Project description:Cirrhosis is associated with a systemic proinflammatory milieu, endotoxemia, and gut dysbiosis. The oral cavity could be an additional source of inflammation. We aimed to determine the effect of periodontal therapy in cirrhosis through evaluating endotoxemia, inflammation, cognition, and quality of life (QOL). Age-matched cirrhotic and noncirrhotic subjects exhibiting chronic gingivitis and/or mild or moderate periodontitis underwent periodontal therapy with follow-up at 30 days. Saliva/stool for microbial composition and serum for Model for End-stage Liver Disease (MELD) score, endotoxin and lipopolysaccharide binding protein (LBP) and immune-inflammatory markers (IL-1?; IL-6; histatins 1, 3, 5; and lysozyme) were collected at baseline and day 30. The cognitive function and QOL were also evaluated similarly. A separate group of cirrhotic patients were followed for the same duration without periodontal therapy.
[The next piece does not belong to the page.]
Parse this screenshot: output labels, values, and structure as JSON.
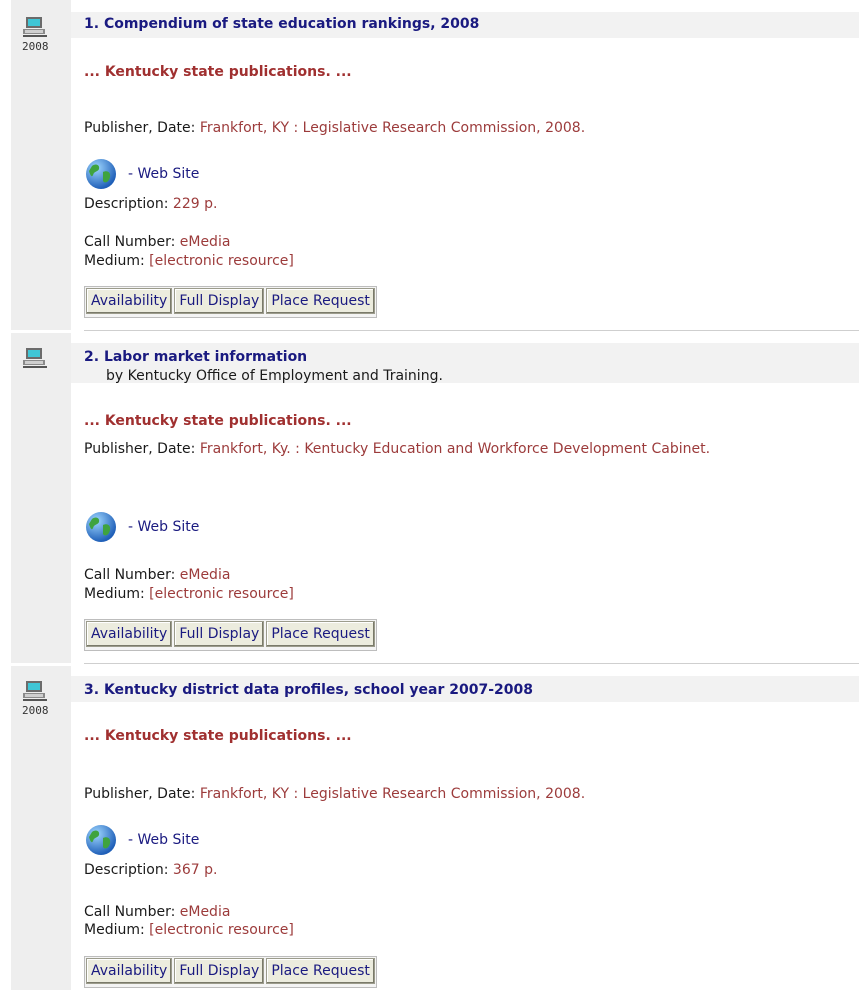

Cirrhotics, especially those with hepatic encephalopathy (HE), demonstrated improved dysbiosis in stool and saliva, and improved endotoxin, LBP, and salivary and serum inflammatory mediators following periodontal therapy. These parameters, which were higher in HE at baseline, became statistically similar posttherapy. Pretherapy vs. posttherapy QOL and cognition also improved in HE patients following oral interventions. On the other hand, LBP and endotoxin increased over time in cirrhotic patients not receiving therapy, but the rest of the parameters, including microbiota remained similar over time in the no-therapy group. This proof-of-concept study demonstrates that periodontal therapy in cirrhosis, especially in those with HE, is associated with improved oral and gut dysbiosis, systemic inflammation, MELD score, and cognitive function, which was not observed in those who did not receive therapy over the same time period. NEW & NOTEWORTHY Systematic periodontal therapy in cirrhotic outpatients improved endotoxemia, as well as systemic and local inflammation, and modulated salivary and stool microbial dysbiosis over 30 days. This was associated with improved quality of life and cognition in patients with prior hepatic encephalopathy. In a cirrhotic group that was not provided periodontal therapy, there was an increase in endotoxin and lipopolysaccharide binding protein in the same duration. The oral cavity could be an important underdefined source of inflammation in cirrhosis.